Buoyed by relatively strong economies, especially in Latin America, overseas tourists flocked to Florida in recent months, with the number of foreign visitors jumping by 10 percent for the quarter ending June 30, reports Michael Peltier of the News Service of Florida.
The year-to-year increase in overseas visitors came atop steady domestic travel numbers, a combination Florida’s top tourism official said has put the state on track for a banner year
“In general, we’re on pace for a record year,” said Chris Thompson, president and CEO of Visit Florida, the state’s tourism marketing arm, “Last year was a record year, and it looks like, given the first two quarters, that we are on pace to break that record. “
An estimated 2.4 million overseas tourists paid Florida a visit during the three-month period. Many of those came from Central and South American countries, which have posted strong economic performances over the past few years.
While European economies have been stymied by financial uncertainty, Florida’s neighbors have not.
“While we’ve been struggling financially here in the U.S., their economies have been in pretty good shape,” Thompson said.
In addition, 18.8 million domestic visitors came to Florida during the quarter, a 0.3 percent increase that industry representatives said is a reflection of a more optimistic U.S. consumer.
“People are ready to travel again,” Thompson said. “The last couple years have been real tough and I think people are ready to get back to doing some of the things they used to do.”
In all, Florida enjoyed a 1.3 percentage-point uptick in the number of visitors in April, May and June, compared to the second quarter of 2011. Tourism officials say the increase has translated into jobs.
Travel sector employment in Florida rose 1.1 percent to 1,041,900, up 11,300 jobs from the same period a year ago.
“Increased visitation and spending by travelers to the state have fueled 27 straight months of job growth,” said Glenn Hastings, chairman of the Visit Florida Board of Directors, in a statement.”

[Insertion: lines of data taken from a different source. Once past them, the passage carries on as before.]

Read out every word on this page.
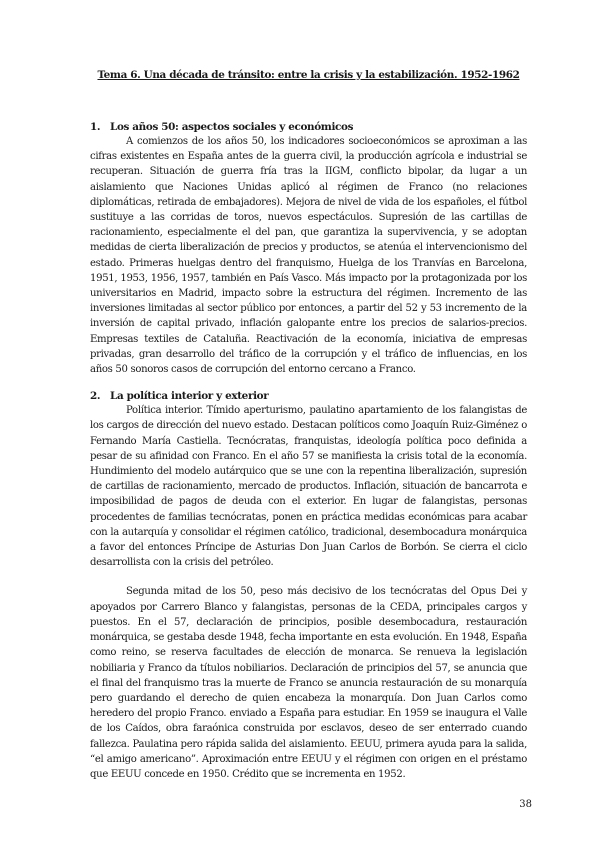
Tema 6. Una década de tránsito: entre la crisis y la estabilización. 1952-1962
1. Los años 50: aspectos sociales y económicos

A comienzos de los años 50, los indicadores socioeconómicos se aproximan a las cifras existentes en España antes de la guerra civil, la producción agrícola e industrial se recuperan. Situación de guerra fría tras la IIGM, conflicto bipolar, da lugar a un aislamiento que Naciones Unidas aplicó al régimen de Franco (no relaciones diplomáticas, retirada de embajadores). Mejora de nivel de vida de los españoles, el fútbol sustituye a las corridas de toros, nuevos espectáculos. Supresión de las cartillas de racionamiento, especialmente el del pan, que garantiza la supervivencia, y se adoptan medidas de cierta liberalización de precios y productos, se atenúa el intervencionismo del estado. Primeras huelgas dentro del franquismo, Huelga de los Tranvías en Barcelona, 1951, 1953, 1956, 1957, también en País Vasco. Más impacto por la protagonizada por los universitarios en Madrid, impacto sobre la estructura del régimen. Incremento de las inversiones limitadas al sector público por entonces, a partir del 52 y 53 incremento de la inversión de capital privado, inflación galopante entre los precios de salarios-precios. Empresas textiles de Cataluña. Reactivación de la economía, iniciativa de empresas privadas, gran desarrollo del tráfico de la corrupción y el tráfico de influencias, en los años 50 sonoros casos de corrupción del entorno cercano a Franco.

2. La política interior y exterior

Política interior. Tímido aperturismo, paulatino apartamiento de los falangistas de los cargos de dirección del nuevo estado. Destacan políticos como Joaquín Ruiz-Giménez o Fernando María Castiella. Tecnócratas, franquistas, ideología política poco definida a pesar de su afinidad con Franco. En el año 57 se manifiesta la crisis total de la economía. Hundimiento del modelo autárquico que se une con la repentina liberalización, supresión de cartillas de racionamiento, mercado de productos. Inflación, situación de bancarrota e imposibilidad de pagos de deuda con el exterior. En lugar de falangistas, personas procedentes de familias tecnócratas, ponen en práctica medidas económicas para acabar con la autarquía y consolidar el régimen católico, tradicional, desembocadura monárquica a favor del entonces Príncipe de Asturias Don Juan Carlos de Borbón. Se cierra el ciclo desarrollista con la crisis del petróleo.

Segunda mitad de los 50, peso más decisivo de los tecnócratas del Opus Dei y apoyados por Carrero Blanco y falangistas, personas de la CEDA, principales cargos y puestos. En el 57, declaración de principios, posible desembocadura, restauración monárquica, se gestaba desde 1948, fecha importante en esta evolución. En 1948, España como reino, se reserva facultades de elección de monarca. Se renueva la legislación nobiliaria y Franco da títulos nobiliarios. Declaración de principios del 57, se anuncia que el final del franquismo tras la muerte de Franco se anuncia restauración de su monarquía pero guardando el derecho de quien encabeza la monarquía. Don Juan Carlos como heredero del propio Franco. enviado a España para estudiar. En 1959 se inaugura el Valle de los Caídos, obra faraónica construida por esclavos, deseo de ser enterrado cuando fallezca. Paulatina pero rápida salida del aislamiento. EEUU, primera ayuda para la salida, “el amigo americano”. Aproximación entre EEUU y el régimen con origen en el préstamo que EEUU concede en 1950. Crédito que se incrementa en 1952.

38
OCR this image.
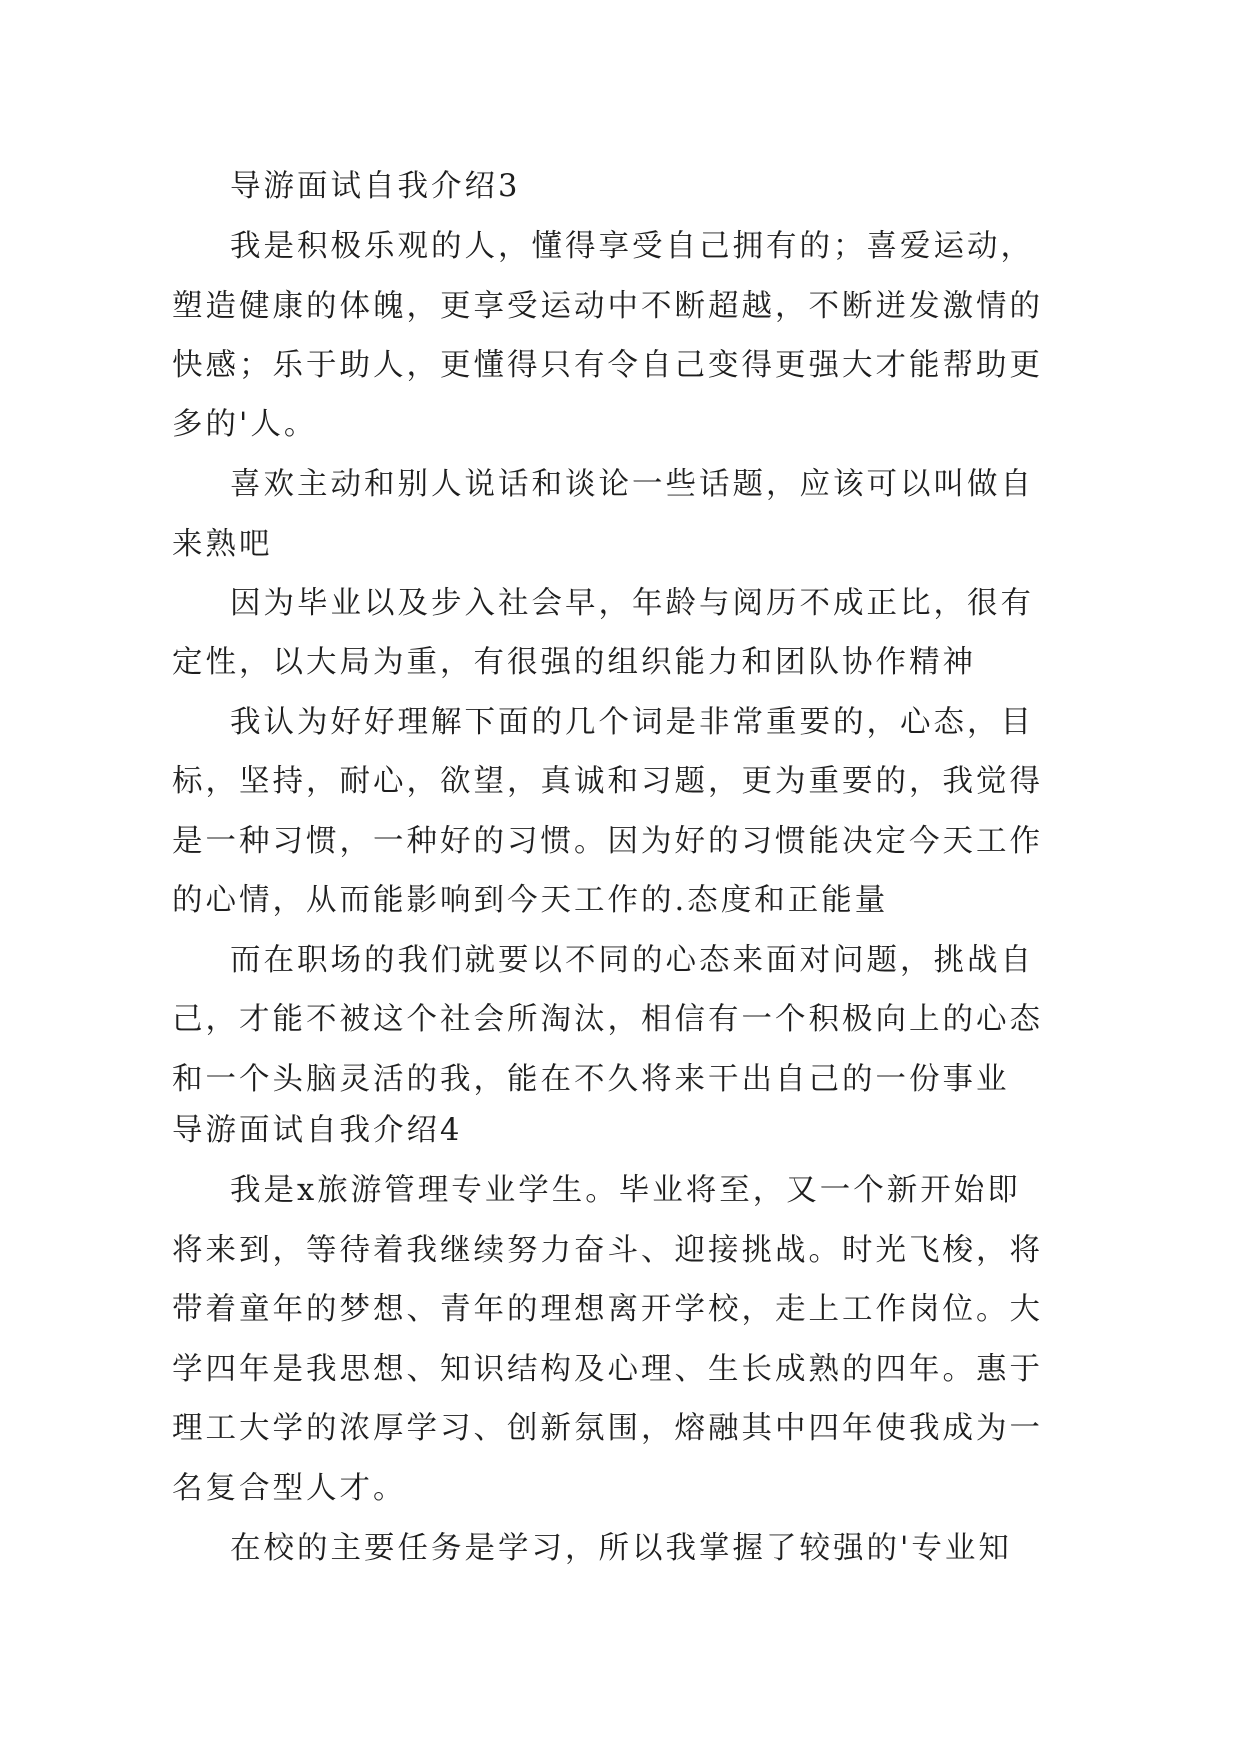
导游面试自我介绍3

我是积极乐观的人，懂得享受自己拥有的；喜爱运动，

塑造健康的体魄，更享受运动中不断超越，不断迸发激情的

快感；乐于助人，更懂得只有令自己变得更强大才能帮助更

多的'人。

喜欢主动和别人说话和谈论一些话题，应该可以叫做自

来熟吧

因为毕业以及步入社会早，年龄与阅历不成正比，很有

定性，以大局为重，有很强的组织能力和团队协作精神

我认为好好理解下面的几个词是非常重要的，心态，目

标，坚持，耐心，欲望，真诚和习题，更为重要的，我觉得

是一种习惯，一种好的习惯。因为好的习惯能决定今天工作

的心情，从而能影响到今天工作的.态度和正能量

而在职场的我们就要以不同的心态来面对问题，挑战自

己，才能不被这个社会所淘汰，相信有一个积极向上的心态

和一个头脑灵活的我，能在不久将来干出自己的一份事业

导游面试自我介绍4

我是x旅游管理专业学生。毕业将至，又一个新开始即

将来到，等待着我继续努力奋斗、迎接挑战。时光飞梭，将

带着童年的梦想、青年的理想离开学校，走上工作岗位。大

学四年是我思想、知识结构及心理、生长成熟的四年。惠于

理工大学的浓厚学习、创新氛围，熔融其中四年使我成为一

名复合型人才。

在校的主要任务是学习，所以我掌握了较强的'专业知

Taxable sales for Florida from January through May, the last month for which data were available, totaled $31.5 billion, a year-over-year increase of 8.8 percent.
Regionally, the tourism and recreation sector posted hefty gains in May, the latest month for which detailed figures have been compiled. Tourism-related economic activity jumped 10.5 percent in Miami. The Lakeland Winter Haven area saw a 17 percent increase from the year before. Panama City was up 15 percent
The Orlando/Kissimmee area, the state’s largest tourist destination, grew by 4.4 percent year-to-year, with taxable sales totaling $1.4 billion for the month.
“When we see an increase in tourism numbers, it is encouraging to know that we are inching toward where the industry was prior to not only the Deepwater Horizon Oil Spill, but the national recession,” said Carol Dover, president and CEO of the Florida Restaurant and Lodging Association, in an email.